Welcome to Week 38

Busy, full day here, so let’s get right to it, so I can get back to it. (Class prep, I tell you. I hope at least some of it is going well. It’s been going on since Saturday, so hopefully I’ve done well enough to fill an hour or so with good and useful information. But, hey, the class is this evening, so there at least won’t be much longer to have to worry about it.)

Back to the getting to it. Let us first perform the site’s most popular weekly feature, checking in on the kitties.

Phoebe has lately taken an interest in the dining room table. This comes as my lovely bride rotated the table 90-degrees last week. Presumably this new angle fits with her sense of feng shui.

I took the next photo on this very day. And the joke I delight in telling to The Yankee goes like this.

We have a house. And inside that house there are hardwood floors. On one of those floors is a high quality rug. On top of that rug is a still-new overstuffed sofa. On top of that sofa is a pillow. And top of that pillow is your cat.

Because, you see, the sofa isn’t comfortable enough.

Meanwhile, if you have a moment, could you stop by and plug this cat in?

He simply could not go any farther. You understand why, he was forced to travel up several stairs and across a few feet from his afternoon napping perch.

I like that photo because I managed to keep the two if-I-fits-I-sits boxes in the background. They should be coming back into their rotation any day now.

Saturday was beautiful and I took a break from class prep for a quick bike ride. The last time I did a random ride I turned right at a particular T-intersection. So, this time, I went to the same road and turned left. Soon after, I saw this sign, which was great and, presumably, accurate enough.

I love rides like this. On the last random ride, when I turned right at that T, it was purely a ride of discovery. All new roads, the first one, I specifically wanted to see where it went. And when it ended, I had to improvise. This time, I my route after that same intersection. This should make it easier, but it just makes it more difficult.

Here’s a post office I ran across. My hypothesis has long been that you can tell a lot about a town by their post office(s). And this one looks lovely, but it needs a coat of paint.

There are two — count ’em, one, two — parking spaces out front. And the office sits right there on Main Street, which is a collection of a handful of houses and a fire company.

I got turned around twice. And, of course, this matters because there’s now a route to follow. And all of the blue lines in life must be followed. Some of them should be, anyway. Elsewhere that evening, a college buddy of mine also uploaded a workout to Strava. He titled his “I’m convinced that the only reason why cyclists cover so much distance is because they always get lost. I tested this myself.”

I didn’t get lost. The first time, I just turned left when I should have stayed straight. The second time I took another turn too early, had to stop to consult my map, and then modified my route.

Does that sound like I was lost?

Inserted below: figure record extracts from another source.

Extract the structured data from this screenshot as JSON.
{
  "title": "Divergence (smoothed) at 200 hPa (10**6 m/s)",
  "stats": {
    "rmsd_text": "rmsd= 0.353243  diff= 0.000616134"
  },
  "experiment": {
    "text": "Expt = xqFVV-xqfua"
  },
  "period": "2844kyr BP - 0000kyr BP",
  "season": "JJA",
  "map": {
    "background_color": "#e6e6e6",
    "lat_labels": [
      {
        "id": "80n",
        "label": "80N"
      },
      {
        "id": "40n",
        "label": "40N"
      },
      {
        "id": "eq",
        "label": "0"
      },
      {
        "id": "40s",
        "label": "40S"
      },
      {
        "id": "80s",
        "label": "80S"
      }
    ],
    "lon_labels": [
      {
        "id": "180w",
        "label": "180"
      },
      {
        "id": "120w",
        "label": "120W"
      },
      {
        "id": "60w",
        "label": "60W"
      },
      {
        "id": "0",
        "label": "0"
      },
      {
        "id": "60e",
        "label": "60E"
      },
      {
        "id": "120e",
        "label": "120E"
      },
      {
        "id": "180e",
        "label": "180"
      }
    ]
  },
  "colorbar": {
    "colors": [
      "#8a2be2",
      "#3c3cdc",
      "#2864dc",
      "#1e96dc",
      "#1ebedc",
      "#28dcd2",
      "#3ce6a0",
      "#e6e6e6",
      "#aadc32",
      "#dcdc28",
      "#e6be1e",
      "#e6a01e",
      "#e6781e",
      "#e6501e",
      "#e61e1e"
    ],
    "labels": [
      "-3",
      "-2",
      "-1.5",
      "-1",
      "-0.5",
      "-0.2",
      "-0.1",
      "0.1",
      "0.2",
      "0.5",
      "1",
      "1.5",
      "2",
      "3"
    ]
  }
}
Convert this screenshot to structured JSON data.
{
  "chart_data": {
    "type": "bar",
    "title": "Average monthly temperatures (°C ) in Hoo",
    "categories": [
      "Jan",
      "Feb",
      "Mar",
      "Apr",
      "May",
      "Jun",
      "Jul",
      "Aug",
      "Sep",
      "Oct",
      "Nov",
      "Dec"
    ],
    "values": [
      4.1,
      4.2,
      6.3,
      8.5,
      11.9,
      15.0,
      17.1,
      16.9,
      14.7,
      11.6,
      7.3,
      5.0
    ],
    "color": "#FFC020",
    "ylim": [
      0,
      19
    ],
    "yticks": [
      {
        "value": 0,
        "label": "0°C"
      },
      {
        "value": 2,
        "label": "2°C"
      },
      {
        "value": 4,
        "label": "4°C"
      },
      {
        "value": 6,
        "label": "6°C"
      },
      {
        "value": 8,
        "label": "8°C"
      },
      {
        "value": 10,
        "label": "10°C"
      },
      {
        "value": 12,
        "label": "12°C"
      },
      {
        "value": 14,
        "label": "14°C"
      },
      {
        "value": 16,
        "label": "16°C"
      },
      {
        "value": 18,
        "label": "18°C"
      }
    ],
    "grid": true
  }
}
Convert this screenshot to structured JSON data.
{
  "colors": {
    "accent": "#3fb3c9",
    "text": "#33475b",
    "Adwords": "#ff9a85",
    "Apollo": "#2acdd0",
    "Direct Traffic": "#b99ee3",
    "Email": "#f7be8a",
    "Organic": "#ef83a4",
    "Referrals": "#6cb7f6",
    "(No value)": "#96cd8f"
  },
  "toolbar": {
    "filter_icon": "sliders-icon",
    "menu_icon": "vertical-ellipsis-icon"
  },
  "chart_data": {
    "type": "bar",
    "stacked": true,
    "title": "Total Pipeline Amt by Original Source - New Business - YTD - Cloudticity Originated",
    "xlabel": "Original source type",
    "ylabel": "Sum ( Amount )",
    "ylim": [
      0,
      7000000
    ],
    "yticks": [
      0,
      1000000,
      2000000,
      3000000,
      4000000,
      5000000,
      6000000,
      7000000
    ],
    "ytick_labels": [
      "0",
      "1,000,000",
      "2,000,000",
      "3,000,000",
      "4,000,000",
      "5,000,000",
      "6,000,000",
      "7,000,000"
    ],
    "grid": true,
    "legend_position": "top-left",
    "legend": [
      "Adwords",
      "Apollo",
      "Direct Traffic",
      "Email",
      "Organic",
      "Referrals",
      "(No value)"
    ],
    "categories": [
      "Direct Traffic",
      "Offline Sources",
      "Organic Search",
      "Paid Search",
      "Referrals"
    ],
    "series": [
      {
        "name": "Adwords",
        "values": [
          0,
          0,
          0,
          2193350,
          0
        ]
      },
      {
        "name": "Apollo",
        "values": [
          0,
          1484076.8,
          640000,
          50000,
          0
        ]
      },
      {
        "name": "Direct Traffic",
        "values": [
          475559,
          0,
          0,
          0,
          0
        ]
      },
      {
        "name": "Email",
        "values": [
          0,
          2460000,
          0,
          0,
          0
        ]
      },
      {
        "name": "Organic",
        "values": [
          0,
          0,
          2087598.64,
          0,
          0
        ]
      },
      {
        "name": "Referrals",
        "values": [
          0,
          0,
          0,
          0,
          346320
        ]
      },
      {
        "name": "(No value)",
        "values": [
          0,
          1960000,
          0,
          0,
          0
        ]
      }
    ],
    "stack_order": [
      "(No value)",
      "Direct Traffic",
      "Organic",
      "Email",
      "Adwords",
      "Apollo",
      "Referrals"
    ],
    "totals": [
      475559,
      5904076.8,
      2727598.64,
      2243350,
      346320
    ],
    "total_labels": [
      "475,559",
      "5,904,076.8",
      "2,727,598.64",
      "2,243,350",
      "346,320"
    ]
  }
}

Sure, I stopped to check the map. That’s not especially fun, but maybe I did it just to level out the great joy of a free ride with no purpose or schedule. Mostly, I was just trying to insure that I beat the sunset back.

On the parts of that route I’d been on before, the parts nearest the house, I set four new PRs on Strava. All of those PRs were on the segments near the end of the ride, which is encouraging.

Last night we went across the river to Wilmington. We saw Tig Notaro at The Grand Opera.

The Opera House has been home to some of the world’s most gifted artists for over 130 years. As historic as it is aesthetic, the 1,140 seat theater represents both the physical and symbolic heart of The Grand.

They have this beautiful ceiling, but nothing written about it on the site, so it can’t have a long lineage, surely.

Tig said no pictures, and I honored that request for once. But I did make this mock up of what it was like to finally see Tig on stage.

I discovered her on Netflix in the teens, in the long office overnights. I think this was the first work of hers I’d seen. She traveled the country and played people’s homes. Clearly, it was a docu-special designed for late night viewing.

And I was hooked straightaway. Her comedy is precious, her timing is perfect and, as time marches on, her story is impossible to ignore.

Anyway, last night, she opened with a version of this joke.

And she closed with a much longer, Tig-length version of this story, while sitting at a grand piano, and recreating the moment, just as she describes here, milking the premise for every giggle it is worth and then finding some more besides.

As she’s doing this, she reminds us all, that when she did this, Adele was in the room. The theater’s sound guy pipes in “Hello” and Tig noodles around on this beautiful piano and signs along. And she does not play the piano. And she can’t sing.

She can’t sing so badly that it’s difficult to imagine that anyone sings that poorly. Surely it is a put-on, but it was hilarious, and self-deprecating, and charming and awkward and yet never cringe. Just more perfect Tig Notaro. We were fortunate to get to see her show.

She’s recording a special in New York this fall. Maybe some of the material we saw last night will be in the program when it’s released. You’re gonna want that coconut water.